La finalisation des questions principales sur le plan institutionnel va permettre d’avancer de manière plus sereine vers des avancées substantielles lors de la COP-3. Cela va également dépendre de l’efficacité des travaux intersessions sur les questions techniques.

Plusieurs questions restent à aborder mais certains Etats peinent à les considérer comme prioritaires, en raison du programme de travail déjà conséquent de la COP. Il s’agit de la question de l’amendement des annexes, notamment pour renforcer les mesures concernant la diminution progressive de l’usage d’amalgames dentaires.

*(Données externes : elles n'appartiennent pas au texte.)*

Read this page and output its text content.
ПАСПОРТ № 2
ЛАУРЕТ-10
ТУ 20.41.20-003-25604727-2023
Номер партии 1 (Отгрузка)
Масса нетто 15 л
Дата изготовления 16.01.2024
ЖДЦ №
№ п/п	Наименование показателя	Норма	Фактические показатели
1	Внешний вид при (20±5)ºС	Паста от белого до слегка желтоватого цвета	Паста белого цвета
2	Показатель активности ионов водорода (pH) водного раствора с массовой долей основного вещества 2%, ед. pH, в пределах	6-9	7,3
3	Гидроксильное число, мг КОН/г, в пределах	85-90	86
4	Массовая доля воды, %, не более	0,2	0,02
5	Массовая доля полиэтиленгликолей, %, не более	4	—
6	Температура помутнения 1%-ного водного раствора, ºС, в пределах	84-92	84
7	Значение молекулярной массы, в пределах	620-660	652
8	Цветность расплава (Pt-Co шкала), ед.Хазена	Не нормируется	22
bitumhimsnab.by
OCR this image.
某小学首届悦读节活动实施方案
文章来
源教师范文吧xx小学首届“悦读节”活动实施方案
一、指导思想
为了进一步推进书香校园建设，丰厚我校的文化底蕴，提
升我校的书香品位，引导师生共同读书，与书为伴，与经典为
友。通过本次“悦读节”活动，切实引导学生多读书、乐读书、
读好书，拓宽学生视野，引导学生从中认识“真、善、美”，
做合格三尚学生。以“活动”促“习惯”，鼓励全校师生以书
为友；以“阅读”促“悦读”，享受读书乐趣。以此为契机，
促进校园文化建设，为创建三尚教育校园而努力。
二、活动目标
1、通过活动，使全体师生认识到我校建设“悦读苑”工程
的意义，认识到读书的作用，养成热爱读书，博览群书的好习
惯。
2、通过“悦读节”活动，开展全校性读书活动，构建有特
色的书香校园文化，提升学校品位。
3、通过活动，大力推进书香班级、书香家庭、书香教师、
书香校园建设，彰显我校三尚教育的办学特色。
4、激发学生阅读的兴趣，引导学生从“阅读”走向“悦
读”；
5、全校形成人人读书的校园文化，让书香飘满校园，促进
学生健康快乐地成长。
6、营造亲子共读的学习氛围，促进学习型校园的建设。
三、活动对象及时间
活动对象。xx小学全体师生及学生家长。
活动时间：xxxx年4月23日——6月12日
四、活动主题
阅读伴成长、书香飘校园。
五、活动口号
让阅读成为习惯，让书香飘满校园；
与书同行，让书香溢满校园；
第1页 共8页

Ces derniers ne sont pas interdits par la Convention pour l’instant. Celle de la réglementation du commerce de composés de mercure, brièvement abordée lors de la COP-1, n’a pas ressurgi lors de cette deuxième réunion. On espère qu’elle sera abordée rapidement car la possibilité de transformer facilement du mercure élémentaire en composés de mercure et vice versa, permet de contourner les restrictions commerciales actuelles de la Convention de Minamata sur le mercure élémentaire.

Monsieur David Kapindula  (Zambie) a été élu pour assurer la prochaine présidence de la COP. Son élection a été saluée par les délégués, soulignant l’étendue de son expérience dans le domaine des négociations portant sur la gestion écologiquement rationnelle des produits chimiques et déchets dangereux.